👿 The madness of net zero
I bend like a contrarian reed against the breeze of popular opinion. Then, when the breeze shifts, I bend against it the other way.
A fellow hands out pamphlets at Norwich market.
I take him in with great interest. He’s the latest in an unbroken line of pamphleteers who have stood on this spot since the market began in the 1400s. Pro or agin particular concerns of the age.
I instinctively wave away his pamphlet. I walk on fifty yards. I stop, turn around and trot back to get one off him. There’s something unusual about him. He doesn’t look like a pamphleteer. He looks like he’s a regular at open-air music festivals. He looks like he’s dropped a few tabs of acid in his day. I suspect he’s a vegan activist. They’ve been harassing my sheep dealer, so I’m curious to see what his, er, beef is.
I’ve totally misjudged the man.
I’ve got a vague sense of this 15-minute neighbourhood thing.
I came across it in the same place I come across all my news: the Dereham & Fakenham Times. They call it a 20-minute neighbourhood. Everything you need within a 20 minute walk or bike or something. Hopefully not bike, cos rain. The idea is that locals won’t need as many cars, perhaps they won’t need any cars. I think - or thought - it sounded like a good idea. The more fool me.

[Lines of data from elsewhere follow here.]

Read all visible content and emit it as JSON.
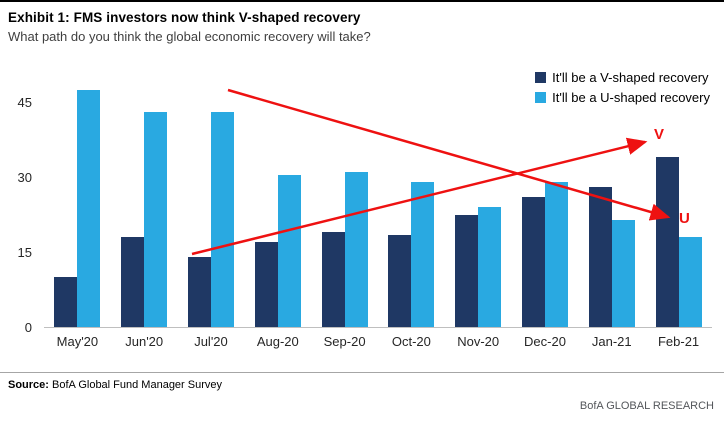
{
  "chart_data": {
    "type": "bar",
    "title": "Exhibit 1: FMS investors now think V-shaped recovery",
    "subtitle": "What path do you think the global economic recovery will take?",
    "categories": [
      "May'20",
      "Jun'20",
      "Jul'20",
      "Aug-20",
      "Sep-20",
      "Oct-20",
      "Nov-20",
      "Dec-20",
      "Jan-21",
      "Feb-21"
    ],
    "series": [
      {
        "name": "It'll be a V-shaped recovery",
        "color": "#1f3864",
        "values": [
          10,
          18,
          14,
          17,
          19,
          18.5,
          22.5,
          26,
          28,
          34
        ]
      },
      {
        "name": "It'll be a U-shaped recovery",
        "color": "#29a9e1",
        "values": [
          47.5,
          43,
          43,
          30.5,
          31,
          29,
          24,
          29,
          21.5,
          18
        ]
      }
    ],
    "xlabel": "",
    "ylabel": "",
    "ylim": [
      0,
      50
    ],
    "yticks": [
      0,
      15,
      30,
      45
    ],
    "grid": false,
    "legend_position": "top-right",
    "annotation_color": "#ee1111",
    "annotations": [
      {
        "label": "V",
        "direction": "up"
      },
      {
        "label": "U",
        "direction": "down"
      }
    ]
  },
  "footer": {
    "source_label": "Source:",
    "source_text": " BofA Global Fund Manager Survey",
    "brand": "BofA GLOBAL RESEARCH"
  }
}
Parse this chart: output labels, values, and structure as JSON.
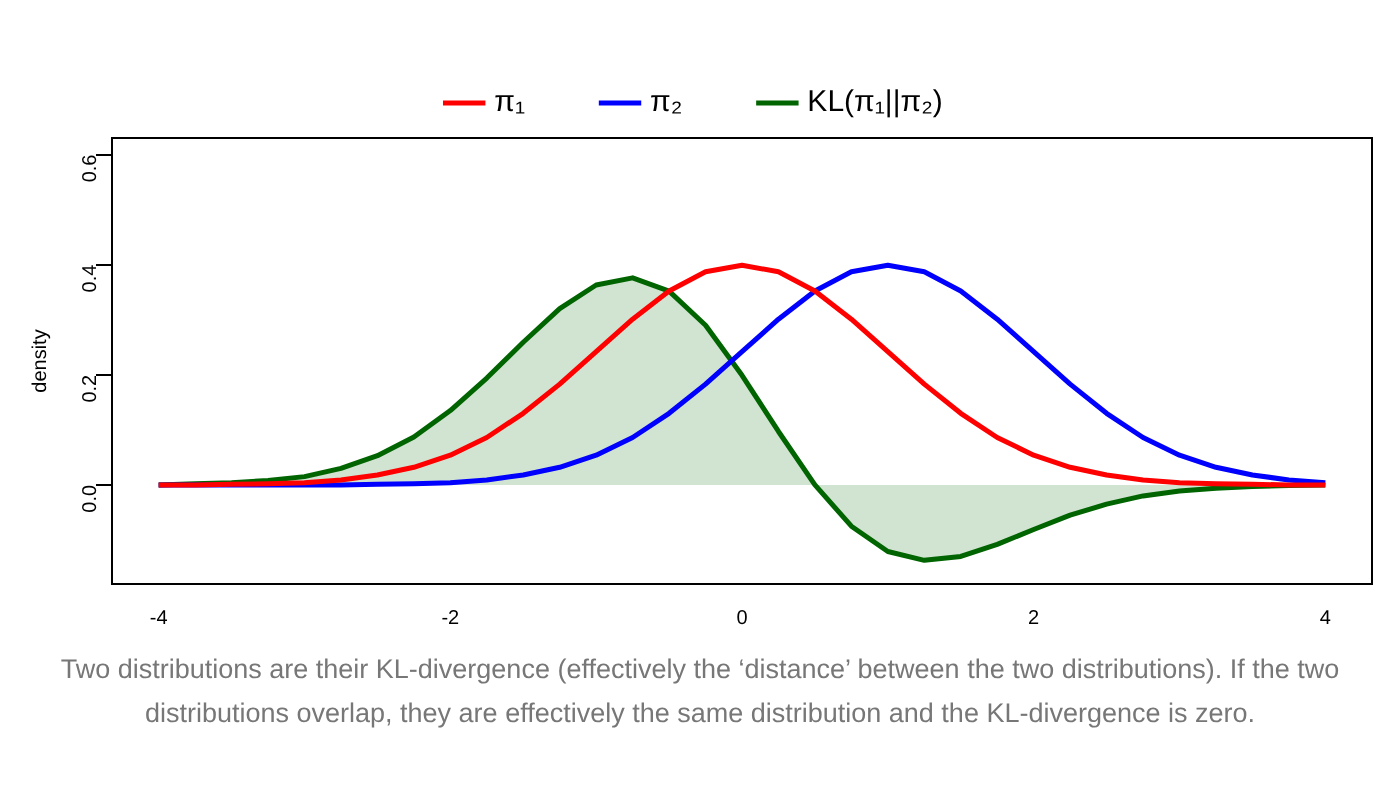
{
  "chart_data": {
    "type": "line",
    "ylabel": "density",
    "legend": "top",
    "grid": false,
    "marker": "none",
    "x": [
      -4,
      -3.75,
      -3.5,
      -3.25,
      -3,
      -2.75,
      -2.5,
      -2.25,
      -2,
      -1.75,
      -1.5,
      -1.25,
      -1,
      -0.75,
      -0.5,
      -0.25,
      0,
      0.25,
      0.5,
      0.75,
      1,
      1.25,
      1.5,
      1.75,
      2,
      2.25,
      2.5,
      2.75,
      3,
      3.25,
      3.5,
      3.75,
      4
    ],
    "series": [
      {
        "name": "π₁",
        "color": "#ff0000",
        "values": [
          0,
          0,
          0.001,
          0.002,
          0.004,
          0.009,
          0.018,
          0.032,
          0.054,
          0.086,
          0.13,
          0.183,
          0.242,
          0.301,
          0.352,
          0.387,
          0.399,
          0.387,
          0.352,
          0.301,
          0.242,
          0.183,
          0.13,
          0.086,
          0.054,
          0.032,
          0.018,
          0.009,
          0.004,
          0.002,
          0.001,
          0,
          0
        ]
      },
      {
        "name": "π₂",
        "color": "#0000ff",
        "values": [
          0,
          0,
          0,
          0,
          0,
          0,
          0.001,
          0.002,
          0.004,
          0.009,
          0.018,
          0.032,
          0.054,
          0.086,
          0.13,
          0.183,
          0.242,
          0.301,
          0.352,
          0.387,
          0.399,
          0.387,
          0.352,
          0.301,
          0.242,
          0.183,
          0.13,
          0.086,
          0.054,
          0.032,
          0.018,
          0.009,
          0.004
        ]
      },
      {
        "name": "KL(π₁||π₂)",
        "type": "area",
        "color": "#006400",
        "values": [
          0,
          0.002,
          0.004,
          0.008,
          0.015,
          0.03,
          0.053,
          0.087,
          0.135,
          0.194,
          0.259,
          0.32,
          0.363,
          0.376,
          0.352,
          0.29,
          0.199,
          0.097,
          0,
          -0.075,
          -0.121,
          -0.137,
          -0.13,
          -0.108,
          -0.081,
          -0.055,
          -0.035,
          -0.02,
          -0.011,
          -0.006,
          -0.003,
          -0.001,
          0
        ]
      }
    ],
    "xlim": [
      -4.32,
      4.32
    ],
    "xticks": [
      -4,
      -2,
      0,
      2,
      4
    ],
    "ylim": [
      -0.18,
      0.63
    ],
    "yticks": [
      {
        "value": 0,
        "label": "0.0"
      },
      {
        "value": 0.2,
        "label": "0.2"
      },
      {
        "value": 0.4,
        "label": "0.4"
      },
      {
        "value": 0.6,
        "label": "0.6"
      }
    ],
    "annotations": [
      "Two distributions are their KL-divergence (effectively the ‘distance’ between the two distributions). If the two distributions overlap, they are effectively the same distribution and the KL-divergence is zero."
    ]
  }
}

Turns out it’s another gummint plot to disenfranchise me. Again.
The pamphlet starts to make a ton of sense.
Before I get the chance to write to my MP, and google the facts and email my support to the anti-google protonmail address, I come across an article in the Dereham Times.

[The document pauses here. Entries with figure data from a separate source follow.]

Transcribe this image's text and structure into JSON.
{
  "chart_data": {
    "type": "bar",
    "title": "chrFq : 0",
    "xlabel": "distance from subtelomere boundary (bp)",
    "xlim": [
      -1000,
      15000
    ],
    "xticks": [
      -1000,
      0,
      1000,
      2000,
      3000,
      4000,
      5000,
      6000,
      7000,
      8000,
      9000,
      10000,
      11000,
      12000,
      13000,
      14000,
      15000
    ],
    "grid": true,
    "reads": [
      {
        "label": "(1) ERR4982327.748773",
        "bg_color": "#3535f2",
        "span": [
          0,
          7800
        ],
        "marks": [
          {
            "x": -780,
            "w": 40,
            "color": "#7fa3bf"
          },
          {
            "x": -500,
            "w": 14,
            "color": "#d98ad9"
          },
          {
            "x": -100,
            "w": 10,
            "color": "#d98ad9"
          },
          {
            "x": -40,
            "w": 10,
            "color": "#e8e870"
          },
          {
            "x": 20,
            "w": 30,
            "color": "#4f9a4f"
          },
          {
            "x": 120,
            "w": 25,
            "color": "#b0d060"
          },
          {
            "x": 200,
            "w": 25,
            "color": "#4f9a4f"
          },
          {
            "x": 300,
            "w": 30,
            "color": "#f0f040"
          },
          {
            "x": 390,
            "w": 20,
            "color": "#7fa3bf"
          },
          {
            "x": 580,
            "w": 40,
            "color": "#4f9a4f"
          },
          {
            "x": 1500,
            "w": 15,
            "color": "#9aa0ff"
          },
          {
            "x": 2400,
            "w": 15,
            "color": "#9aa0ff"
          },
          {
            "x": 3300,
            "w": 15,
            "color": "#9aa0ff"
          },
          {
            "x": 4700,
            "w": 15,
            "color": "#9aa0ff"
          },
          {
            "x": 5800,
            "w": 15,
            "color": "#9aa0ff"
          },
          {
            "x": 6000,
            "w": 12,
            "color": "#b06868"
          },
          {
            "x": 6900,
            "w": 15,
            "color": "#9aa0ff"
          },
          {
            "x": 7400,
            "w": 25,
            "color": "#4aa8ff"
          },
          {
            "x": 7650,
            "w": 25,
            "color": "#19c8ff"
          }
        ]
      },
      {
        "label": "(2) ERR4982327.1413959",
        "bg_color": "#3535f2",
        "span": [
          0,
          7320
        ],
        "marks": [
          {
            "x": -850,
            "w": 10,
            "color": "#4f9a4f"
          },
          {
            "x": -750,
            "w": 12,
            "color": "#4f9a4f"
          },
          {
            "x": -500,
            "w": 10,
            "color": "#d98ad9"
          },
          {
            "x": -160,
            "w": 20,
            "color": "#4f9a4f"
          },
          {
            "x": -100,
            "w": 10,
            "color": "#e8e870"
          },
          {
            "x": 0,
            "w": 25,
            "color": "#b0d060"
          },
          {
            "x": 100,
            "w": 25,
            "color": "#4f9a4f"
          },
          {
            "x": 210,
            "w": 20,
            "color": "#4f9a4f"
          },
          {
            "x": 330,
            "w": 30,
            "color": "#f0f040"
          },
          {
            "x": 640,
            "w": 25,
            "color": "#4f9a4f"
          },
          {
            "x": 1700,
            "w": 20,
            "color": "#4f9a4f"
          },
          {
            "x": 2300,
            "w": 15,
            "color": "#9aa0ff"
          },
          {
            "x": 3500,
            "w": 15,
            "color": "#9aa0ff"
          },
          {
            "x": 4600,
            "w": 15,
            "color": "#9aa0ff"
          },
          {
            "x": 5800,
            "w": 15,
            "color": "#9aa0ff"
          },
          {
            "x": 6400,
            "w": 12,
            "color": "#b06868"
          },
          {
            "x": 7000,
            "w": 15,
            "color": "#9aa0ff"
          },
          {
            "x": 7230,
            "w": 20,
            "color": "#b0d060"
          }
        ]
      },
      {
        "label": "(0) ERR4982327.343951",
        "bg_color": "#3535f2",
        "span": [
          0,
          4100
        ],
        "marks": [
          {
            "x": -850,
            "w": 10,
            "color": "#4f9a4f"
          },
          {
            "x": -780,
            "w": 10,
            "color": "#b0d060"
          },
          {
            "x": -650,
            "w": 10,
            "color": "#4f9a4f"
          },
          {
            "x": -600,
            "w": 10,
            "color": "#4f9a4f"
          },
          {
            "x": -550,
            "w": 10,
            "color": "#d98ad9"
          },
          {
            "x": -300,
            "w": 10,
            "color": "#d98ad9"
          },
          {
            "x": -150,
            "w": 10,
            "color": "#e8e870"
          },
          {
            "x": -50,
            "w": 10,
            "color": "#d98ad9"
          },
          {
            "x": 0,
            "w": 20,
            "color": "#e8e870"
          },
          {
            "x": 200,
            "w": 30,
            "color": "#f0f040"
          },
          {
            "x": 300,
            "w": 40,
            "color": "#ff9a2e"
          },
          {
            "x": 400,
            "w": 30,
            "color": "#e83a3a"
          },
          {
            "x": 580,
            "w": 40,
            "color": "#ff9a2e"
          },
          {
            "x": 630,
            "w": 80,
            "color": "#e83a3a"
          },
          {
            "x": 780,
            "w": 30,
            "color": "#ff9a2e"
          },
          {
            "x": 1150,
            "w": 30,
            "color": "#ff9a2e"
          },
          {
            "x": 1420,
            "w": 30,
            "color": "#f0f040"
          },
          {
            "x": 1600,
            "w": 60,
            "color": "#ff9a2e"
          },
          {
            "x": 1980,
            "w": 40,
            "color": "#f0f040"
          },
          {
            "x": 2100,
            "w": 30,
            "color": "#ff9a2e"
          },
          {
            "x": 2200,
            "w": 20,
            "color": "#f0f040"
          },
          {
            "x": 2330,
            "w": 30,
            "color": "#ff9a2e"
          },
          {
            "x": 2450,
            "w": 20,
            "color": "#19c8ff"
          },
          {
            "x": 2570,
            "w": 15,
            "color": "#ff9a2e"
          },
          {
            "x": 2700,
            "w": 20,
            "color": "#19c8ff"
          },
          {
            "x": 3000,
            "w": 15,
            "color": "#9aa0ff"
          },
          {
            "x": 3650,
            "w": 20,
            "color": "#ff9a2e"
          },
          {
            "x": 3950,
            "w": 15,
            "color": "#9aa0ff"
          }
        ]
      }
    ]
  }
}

I don’t need to 🔫 my shot. The neighbours have spoken and it’s all over for the 20-minute neighbourhood.

Various local councillors (conservative) who proposed the idea in the first place (!) now disavow the fact that they proposed it in the first place (!!).

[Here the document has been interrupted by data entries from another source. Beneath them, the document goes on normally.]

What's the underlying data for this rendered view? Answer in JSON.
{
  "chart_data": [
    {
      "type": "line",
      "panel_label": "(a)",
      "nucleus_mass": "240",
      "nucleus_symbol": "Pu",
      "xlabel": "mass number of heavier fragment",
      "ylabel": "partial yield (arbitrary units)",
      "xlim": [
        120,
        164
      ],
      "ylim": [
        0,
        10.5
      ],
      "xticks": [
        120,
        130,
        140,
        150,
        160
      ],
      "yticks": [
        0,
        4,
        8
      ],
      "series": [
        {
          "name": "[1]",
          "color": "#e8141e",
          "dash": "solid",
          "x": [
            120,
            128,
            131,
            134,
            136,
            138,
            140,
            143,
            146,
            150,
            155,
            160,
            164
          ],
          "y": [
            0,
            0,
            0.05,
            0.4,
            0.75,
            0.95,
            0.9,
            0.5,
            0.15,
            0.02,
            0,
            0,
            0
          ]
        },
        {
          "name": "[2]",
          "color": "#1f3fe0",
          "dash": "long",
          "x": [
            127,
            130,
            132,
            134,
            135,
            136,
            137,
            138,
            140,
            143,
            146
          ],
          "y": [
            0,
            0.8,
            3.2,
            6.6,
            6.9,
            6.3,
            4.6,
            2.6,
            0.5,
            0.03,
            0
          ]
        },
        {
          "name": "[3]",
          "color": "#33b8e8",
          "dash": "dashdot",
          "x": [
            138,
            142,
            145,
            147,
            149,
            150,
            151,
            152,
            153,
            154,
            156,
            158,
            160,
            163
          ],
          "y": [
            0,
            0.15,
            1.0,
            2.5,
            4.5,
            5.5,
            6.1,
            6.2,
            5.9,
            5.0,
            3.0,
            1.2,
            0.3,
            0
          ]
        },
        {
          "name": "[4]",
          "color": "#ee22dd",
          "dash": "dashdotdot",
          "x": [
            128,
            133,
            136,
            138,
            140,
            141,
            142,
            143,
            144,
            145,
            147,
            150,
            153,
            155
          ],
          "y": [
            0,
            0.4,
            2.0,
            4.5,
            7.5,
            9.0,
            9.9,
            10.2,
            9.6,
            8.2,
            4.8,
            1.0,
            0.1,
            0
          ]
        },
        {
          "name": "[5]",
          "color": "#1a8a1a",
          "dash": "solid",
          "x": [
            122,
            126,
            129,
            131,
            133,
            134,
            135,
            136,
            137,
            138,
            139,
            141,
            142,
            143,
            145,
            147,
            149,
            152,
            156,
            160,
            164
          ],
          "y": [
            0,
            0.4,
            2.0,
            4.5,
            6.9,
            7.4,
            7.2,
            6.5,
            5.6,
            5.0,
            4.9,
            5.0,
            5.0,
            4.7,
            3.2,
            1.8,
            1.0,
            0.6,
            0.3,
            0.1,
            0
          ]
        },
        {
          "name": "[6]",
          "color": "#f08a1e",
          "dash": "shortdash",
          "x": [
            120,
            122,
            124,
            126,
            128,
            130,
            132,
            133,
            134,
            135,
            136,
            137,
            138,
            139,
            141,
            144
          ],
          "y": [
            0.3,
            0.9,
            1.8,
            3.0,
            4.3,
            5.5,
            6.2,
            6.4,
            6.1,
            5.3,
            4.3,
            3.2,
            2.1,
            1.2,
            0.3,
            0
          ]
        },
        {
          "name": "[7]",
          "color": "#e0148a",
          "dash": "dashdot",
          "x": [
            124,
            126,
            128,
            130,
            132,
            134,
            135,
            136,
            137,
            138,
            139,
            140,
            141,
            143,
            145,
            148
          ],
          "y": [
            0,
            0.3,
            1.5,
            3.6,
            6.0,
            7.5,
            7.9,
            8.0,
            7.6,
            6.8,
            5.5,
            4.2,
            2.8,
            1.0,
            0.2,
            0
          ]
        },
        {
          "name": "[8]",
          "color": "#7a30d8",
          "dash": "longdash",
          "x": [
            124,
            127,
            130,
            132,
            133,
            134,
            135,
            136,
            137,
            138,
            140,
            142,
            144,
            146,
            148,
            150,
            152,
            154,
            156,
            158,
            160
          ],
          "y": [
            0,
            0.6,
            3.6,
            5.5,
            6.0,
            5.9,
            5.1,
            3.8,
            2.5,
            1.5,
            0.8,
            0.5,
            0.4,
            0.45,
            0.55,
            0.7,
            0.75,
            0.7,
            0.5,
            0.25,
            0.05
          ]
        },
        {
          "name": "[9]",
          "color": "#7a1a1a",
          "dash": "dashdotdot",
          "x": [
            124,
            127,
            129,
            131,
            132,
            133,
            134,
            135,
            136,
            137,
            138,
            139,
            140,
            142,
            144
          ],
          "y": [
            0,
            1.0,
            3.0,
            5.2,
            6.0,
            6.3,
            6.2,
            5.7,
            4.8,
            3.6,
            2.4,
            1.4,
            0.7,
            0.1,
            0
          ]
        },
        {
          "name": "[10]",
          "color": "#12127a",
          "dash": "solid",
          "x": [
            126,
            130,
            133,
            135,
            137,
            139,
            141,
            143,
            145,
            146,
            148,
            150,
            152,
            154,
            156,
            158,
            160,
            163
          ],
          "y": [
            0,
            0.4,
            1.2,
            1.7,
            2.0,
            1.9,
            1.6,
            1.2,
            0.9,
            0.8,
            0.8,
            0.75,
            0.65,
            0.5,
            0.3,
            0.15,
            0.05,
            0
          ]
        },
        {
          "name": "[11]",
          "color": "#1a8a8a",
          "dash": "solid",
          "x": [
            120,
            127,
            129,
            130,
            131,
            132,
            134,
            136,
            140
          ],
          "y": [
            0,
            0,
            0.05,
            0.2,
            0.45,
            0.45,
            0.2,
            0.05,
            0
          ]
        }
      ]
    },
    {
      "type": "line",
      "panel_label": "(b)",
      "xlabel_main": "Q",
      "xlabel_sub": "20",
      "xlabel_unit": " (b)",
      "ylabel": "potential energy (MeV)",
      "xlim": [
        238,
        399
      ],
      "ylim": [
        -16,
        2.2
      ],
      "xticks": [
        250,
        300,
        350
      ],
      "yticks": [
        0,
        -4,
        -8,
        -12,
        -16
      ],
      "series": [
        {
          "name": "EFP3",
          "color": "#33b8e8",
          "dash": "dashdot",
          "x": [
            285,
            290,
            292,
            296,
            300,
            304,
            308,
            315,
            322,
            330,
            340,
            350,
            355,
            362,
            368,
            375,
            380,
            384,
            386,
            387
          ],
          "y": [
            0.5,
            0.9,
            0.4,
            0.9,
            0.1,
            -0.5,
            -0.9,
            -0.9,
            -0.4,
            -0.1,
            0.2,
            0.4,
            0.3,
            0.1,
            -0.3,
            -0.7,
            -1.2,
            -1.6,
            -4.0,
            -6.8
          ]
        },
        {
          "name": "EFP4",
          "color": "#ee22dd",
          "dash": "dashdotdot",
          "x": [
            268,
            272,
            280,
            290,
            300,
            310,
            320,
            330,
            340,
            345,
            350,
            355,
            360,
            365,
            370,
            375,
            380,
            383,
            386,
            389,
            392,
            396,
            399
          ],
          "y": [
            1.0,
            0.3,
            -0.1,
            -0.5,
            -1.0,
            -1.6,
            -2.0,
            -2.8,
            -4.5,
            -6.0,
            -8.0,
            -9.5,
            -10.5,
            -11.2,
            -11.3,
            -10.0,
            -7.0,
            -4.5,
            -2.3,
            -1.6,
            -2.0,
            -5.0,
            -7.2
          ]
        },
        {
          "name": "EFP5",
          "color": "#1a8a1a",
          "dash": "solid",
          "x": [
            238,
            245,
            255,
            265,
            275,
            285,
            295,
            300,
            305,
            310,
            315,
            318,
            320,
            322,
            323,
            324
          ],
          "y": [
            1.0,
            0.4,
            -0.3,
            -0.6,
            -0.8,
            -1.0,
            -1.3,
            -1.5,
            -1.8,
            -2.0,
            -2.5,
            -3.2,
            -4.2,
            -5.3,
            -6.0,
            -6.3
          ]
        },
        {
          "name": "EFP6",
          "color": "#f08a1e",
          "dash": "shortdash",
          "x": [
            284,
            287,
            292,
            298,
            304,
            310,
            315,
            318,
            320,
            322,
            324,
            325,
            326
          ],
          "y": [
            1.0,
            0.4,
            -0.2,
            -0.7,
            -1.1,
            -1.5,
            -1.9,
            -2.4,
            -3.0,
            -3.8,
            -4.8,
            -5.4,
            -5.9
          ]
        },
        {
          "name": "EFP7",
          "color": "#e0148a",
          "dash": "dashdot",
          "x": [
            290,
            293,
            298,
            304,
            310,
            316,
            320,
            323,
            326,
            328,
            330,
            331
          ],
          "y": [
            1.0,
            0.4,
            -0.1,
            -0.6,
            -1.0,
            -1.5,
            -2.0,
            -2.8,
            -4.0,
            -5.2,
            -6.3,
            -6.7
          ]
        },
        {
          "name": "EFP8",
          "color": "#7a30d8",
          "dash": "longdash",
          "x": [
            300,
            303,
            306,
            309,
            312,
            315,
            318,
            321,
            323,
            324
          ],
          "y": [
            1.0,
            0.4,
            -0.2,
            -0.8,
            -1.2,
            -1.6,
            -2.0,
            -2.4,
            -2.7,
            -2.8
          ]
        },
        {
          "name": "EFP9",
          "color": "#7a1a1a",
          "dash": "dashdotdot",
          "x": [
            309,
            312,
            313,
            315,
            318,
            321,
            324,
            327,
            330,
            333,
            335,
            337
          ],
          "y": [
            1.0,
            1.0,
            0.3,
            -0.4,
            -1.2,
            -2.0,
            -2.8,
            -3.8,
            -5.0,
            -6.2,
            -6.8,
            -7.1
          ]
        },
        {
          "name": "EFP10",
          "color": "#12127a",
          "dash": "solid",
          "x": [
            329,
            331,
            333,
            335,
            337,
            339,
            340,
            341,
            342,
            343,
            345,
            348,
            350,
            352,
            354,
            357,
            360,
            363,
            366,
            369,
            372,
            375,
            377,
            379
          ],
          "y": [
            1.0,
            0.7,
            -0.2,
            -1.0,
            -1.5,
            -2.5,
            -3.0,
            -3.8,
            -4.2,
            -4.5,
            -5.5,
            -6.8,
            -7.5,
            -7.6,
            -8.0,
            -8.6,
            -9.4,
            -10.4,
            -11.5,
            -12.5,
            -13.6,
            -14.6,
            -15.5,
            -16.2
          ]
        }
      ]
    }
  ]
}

Graham Plant (inset) has confirmed no formal work has happened over 20-minute neighbourhoods in Norfolk and ruled out low-traffic neighbourhoods.
Oh I get it. Someone floated it to test the waters and it sank.
Even the prime minister feels obliged to backpedals on the issue. If a 🚲analogy is appropriate for this pro-🚘 turnaround.
"I just want to make sure people know that I’m on their side in supporting them to use their cars to do all the things that matter to them."
Even if what matters to them is chugging at snail’s pace through the gridlocked main street of a village that was designed in the middle ages to accommodate pedestrians and the occasional donkey pulling a dung cart.
Now I’m all nostalgic for the 15/20-minute village that never was.
Or rather, used to be about 200 years ago and got modernised.
✅ It makes a lot of sense in a lot of ways. Our potentially pretty village square/green is clogged with parked cars and double decker buses. It’s a nightmare to navigate with a small child. Thin sidewalks abut single lane roads with cars and trucks rattling by. Traffic goes slow, but that means it emits more yuck. It seems smart to clear it out of the middle of the village. Given ample parking very nearby and all that.
❌ It makes zero sense in lots of ways. The age/size of the good folks of Dereham suggests a body politic that would benefit from the high street being transformed into a drive thru (great 💡 must pitch to parish council). When obliged to walk, they’re slow, halt and lame. The businesses fear the loss of their proven customer base if these good folks (and they are decent) are forced to do anything different. And they might be right.
Regardless, this whole thing has exposed me to an aspect of myself that I’m not fussed about.
It seems I’m a contrarian.
When I thought everyone was agin it, I was for it. When it turned out they might be for it, I turned agin it. Then, when it is revealed that everyone was actually agin it all along, well, I discover that I’m for it agin. I mean… Again.
Perhaps I suffer the madness of zero-sum.
👿 The madness of net zero
Could there be a compromise/ happy medium? I don’t like the idea of restricted lifestyle yet should I just carry on doing what I like when it is creating great difficulty for others? We seek reassurance that it’s going to feel better for us and help the world- possible?
The PR people need to ‘sell’ it better and we need to feel we can trust them- that’s the hard bit!